EXPOSÉ DES MOTIFS

Mesdames, Messieurs,

L'indépendance de l'autorité judiciaire est un droit constitutionnel destiné à protéger les magistrats et à garantir l'égalité de tous devant la loi par l'accès à une magistrature impartiale.

Mais, au titre de cette indépendance, le régime de responsabilité des magistrats est assorti de tels contraintes et verrous qu'il confine à l'irresponsabilité.

Il est nécessaire de trouver un point d'équilibre entre l'indépendance et la responsabilité, car en démocratie, tout pouvoir doit être responsable. Or, aujourd'hui, la responsabilité des magistrats et de l'État du fait du service public de la Justice apparait plus virtuelle que réelle.

Jamais, en effet, une plainte d'un justiciable à l'encontre d'un magistrat dans le cadre d'une procédure disciplinaire a abouti. Jamais l'État, lorsqu'il a été (très rarement) condamné en raison d'une faute personnelle d'un magistrat, n'a engagé l'action récursoire à l'encontre du magistrat fautif afin qu'il porte la part de responsabilité qui lui incombe.

L'échec du système de réclamation des justiciables et du régime de responsabilité des magistrats lorsqu'ils commettent une faute d'une particulière gravité doit nous pousser à réformer ces régimes.

La responsabilité des magistrats, mesurée et entourée de garde-fous, doit ainsi devenir la nécessaire contrepartie de leur indépendance et de leur liberté.

Pour cela, les plaintes des justiciables aux fins de sanctions disciplinaires doivent pouvoir porter sur des fautes graves commises dans la décision juridictionnelle elle-même. Qu'il s'agisse d'une violation grave et intentionnelle du droit ou encore d'une très grave imprudence commise dans l'appréciation d'une peine à l'encontre d'un délinquant ou d'un criminel, il est légitime et nécessaire que le magistrat qui a commis une faute lourde puisse en répondre.

La procédure disciplinaire doit également être entourée de garanties, donc susceptible de recours, y compris par le justiciable.

Mais cette responsabilité sera mesurée dès lors qu'une faute simple ou une faute de service ne pourra pas l'engager. Elle sera entourée de garde-fous dès lors que, même en cas de faute personnelle du magistrat, la victime ne sera pas admise, en dehors de la procédure disciplinaire, à exercer contre lui une action directe.
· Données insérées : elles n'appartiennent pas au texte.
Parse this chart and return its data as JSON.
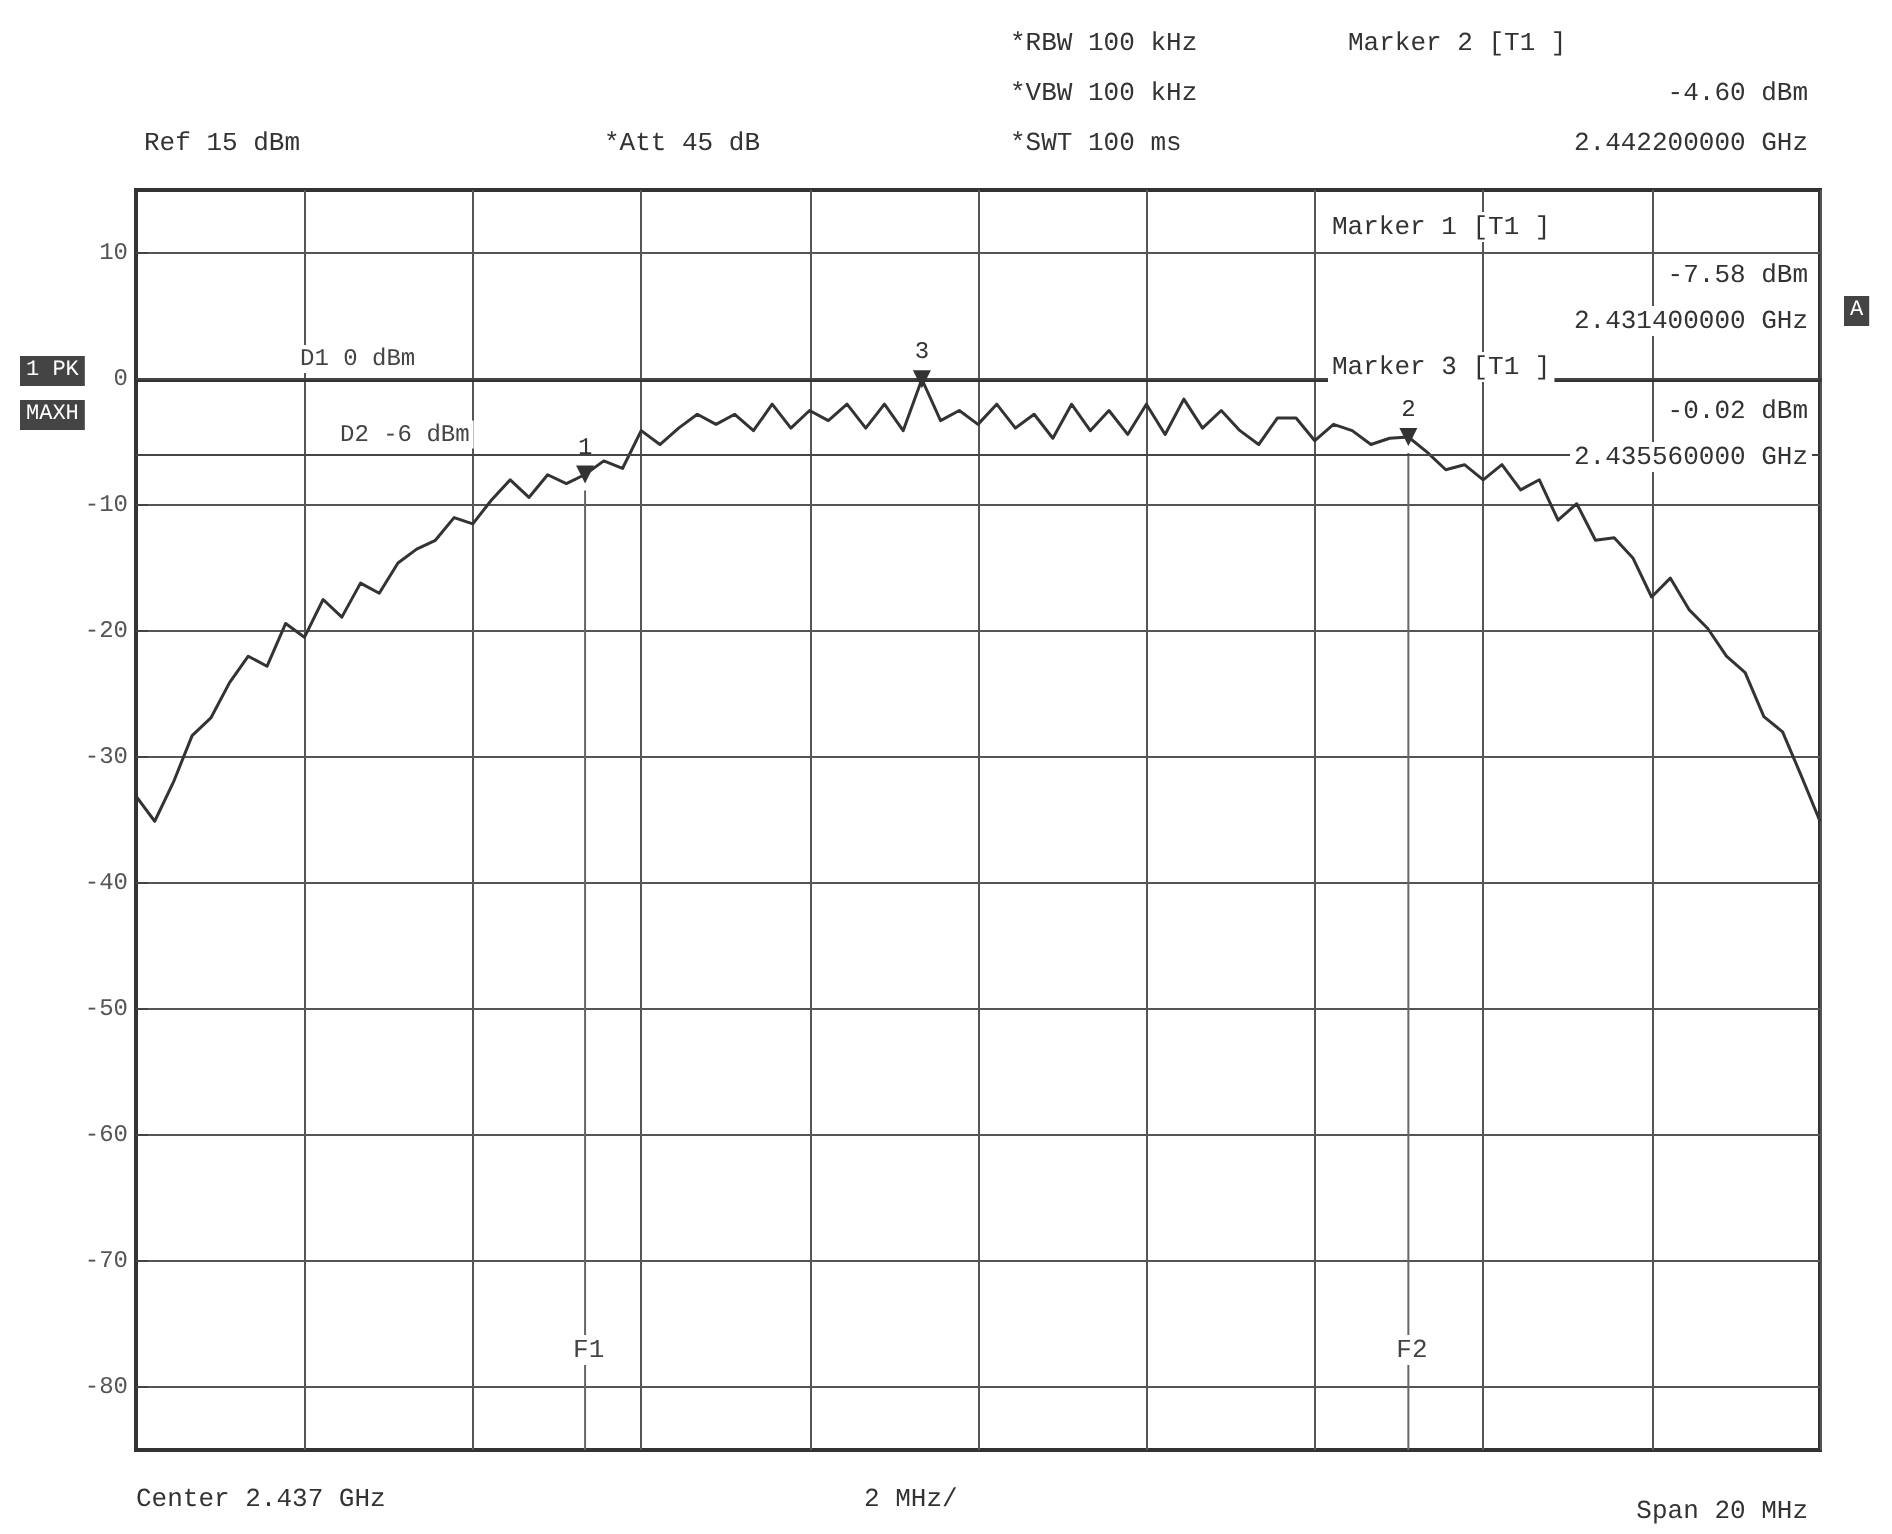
{
  "chart_data": {
    "type": "line",
    "categories": [
      null,
      null,
      null,
      null,
      null,
      null,
      null,
      null,
      null,
      null,
      null,
      null,
      null,
      null,
      null,
      null,
      null,
      null,
      null,
      null,
      null,
      null,
      null,
      null,
      null,
      null,
      null,
      null,
      null,
      null,
      null,
      null,
      null,
      null,
      null,
      null,
      null,
      null,
      null,
      null,
      null,
      null,
      null,
      null,
      null,
      null,
      null,
      null,
      null,
      null,
      null,
      null,
      null,
      null,
      null,
      null,
      null,
      null,
      null,
      null,
      null,
      null,
      null,
      null,
      null,
      null,
      null,
      null,
      null,
      null,
      null,
      null,
      null,
      null,
      null,
      null,
      null,
      null,
      null,
      null,
      null,
      null,
      null,
      null,
      null,
      null,
      null,
      null,
      null,
      null,
      null
    ],
    "series": [
      {
        "color": "#333333",
        "values": [
          -33.1,
          -35.1,
          -32,
          -28.3,
          -26.9,
          -24.1,
          -22,
          -22.8,
          -19.4,
          -20.5,
          -17.5,
          -18.9,
          -16.2,
          -17,
          -14.6,
          -13.5,
          -12.8,
          -11,
          -11.5,
          -9.6,
          -8,
          -9.4,
          -7.6,
          -8.3,
          -7.58,
          -6.5,
          -7.1,
          -4.1,
          -5.2,
          -3.9,
          -2.8,
          -3.6,
          -2.8,
          -4.1,
          -2,
          -3.9,
          -2.5,
          -3.3,
          -2,
          -3.9,
          -2,
          -4.1,
          -0.02,
          -3.3,
          -2.5,
          -3.6,
          -2,
          -3.9,
          -2.8,
          -4.7,
          -2,
          -4.1,
          -2.5,
          -4.4,
          -2,
          -4.4,
          -1.6,
          -3.9,
          -2.5,
          -4.1,
          -5.2,
          -3.1,
          -3.1,
          -4.9,
          -3.6,
          -4.1,
          -5.2,
          -4.7,
          -4.6,
          -5.8,
          -7.2,
          -6.8,
          -8,
          -6.8,
          -8.8,
          -8,
          -11.2,
          -9.9,
          -12.8,
          -12.6,
          -14.2,
          -17.3,
          -15.8,
          -18.3,
          -19.8,
          -22,
          -23.3,
          -26.8,
          -28,
          -31.5,
          -35.1
        ]
      }
    ],
    "ylim": [
      -85,
      15
    ],
    "yticks": [
      10,
      0,
      -10,
      -20,
      -30,
      -40,
      -50,
      -60,
      -70,
      -80
    ],
    "tick_labels": "y",
    "grid": true,
    "marker": "none",
    "ref_lines": [
      {
        "axis": "y",
        "value": 0,
        "label": "D1 0 dBm"
      },
      {
        "axis": "y",
        "value": -6,
        "label": "D2 -6 dBm"
      }
    ],
    "annotations": [
      "Ref 15 dBm",
      "*Att 45 dB",
      "*RBW 100 kHz",
      "*VBW 100 kHz",
      "*SWT 100 ms",
      "Marker 2 [T1 ]",
      "-4.60 dBm",
      "2.442200000 GHz",
      "Marker 1 [T1 ]",
      "-7.58 dBm",
      "2.431400000 GHz",
      "Marker 3 [T1 ]",
      "-0.02 dBm",
      "2.435560000 GHz",
      "1 PK",
      "MAXH",
      "A",
      "Center 2.437 GHz",
      "2 MHz/",
      "Span 20 MHz",
      {
        "text": "1",
        "y": -7.58
      },
      {
        "text": "2",
        "y": -4.6
      },
      {
        "text": "3",
        "y": -0.02
      },
      "F1",
      "F2"
    ]
  }
}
Elle ne pourra agir que contre l'État.

Mais, afin que la responsabilité du magistrat ne soit plus une sorte de fiction, l'État devra engager une action récursoire contre le magistrat dont la faute personnelle, et donc d'une particulière gravité, aura abouti à sa condamnation.

Ce régime d'automaticité de l'action récursoire en cas de condamnation de l'État du fait d'une faute personnelle d'un magistrat sera ainsi conforme au principe fondamental selon lequel « tout fait quelconque de l'homme qui cause à autrui un dommage oblige celui par la faute duquel il est arrivé à le réparer » (article 1382 du Code civil).

Afin de se protéger, les magistrats pourront, comme tant d'autres professionnels responsables, souscrire des assurances communes de responsabilité.

La responsabilité de l'État doit également être plus effective, c'est l'objet d'une proposition de loi distincte.

Telles sont les propositions portées par le présent texte.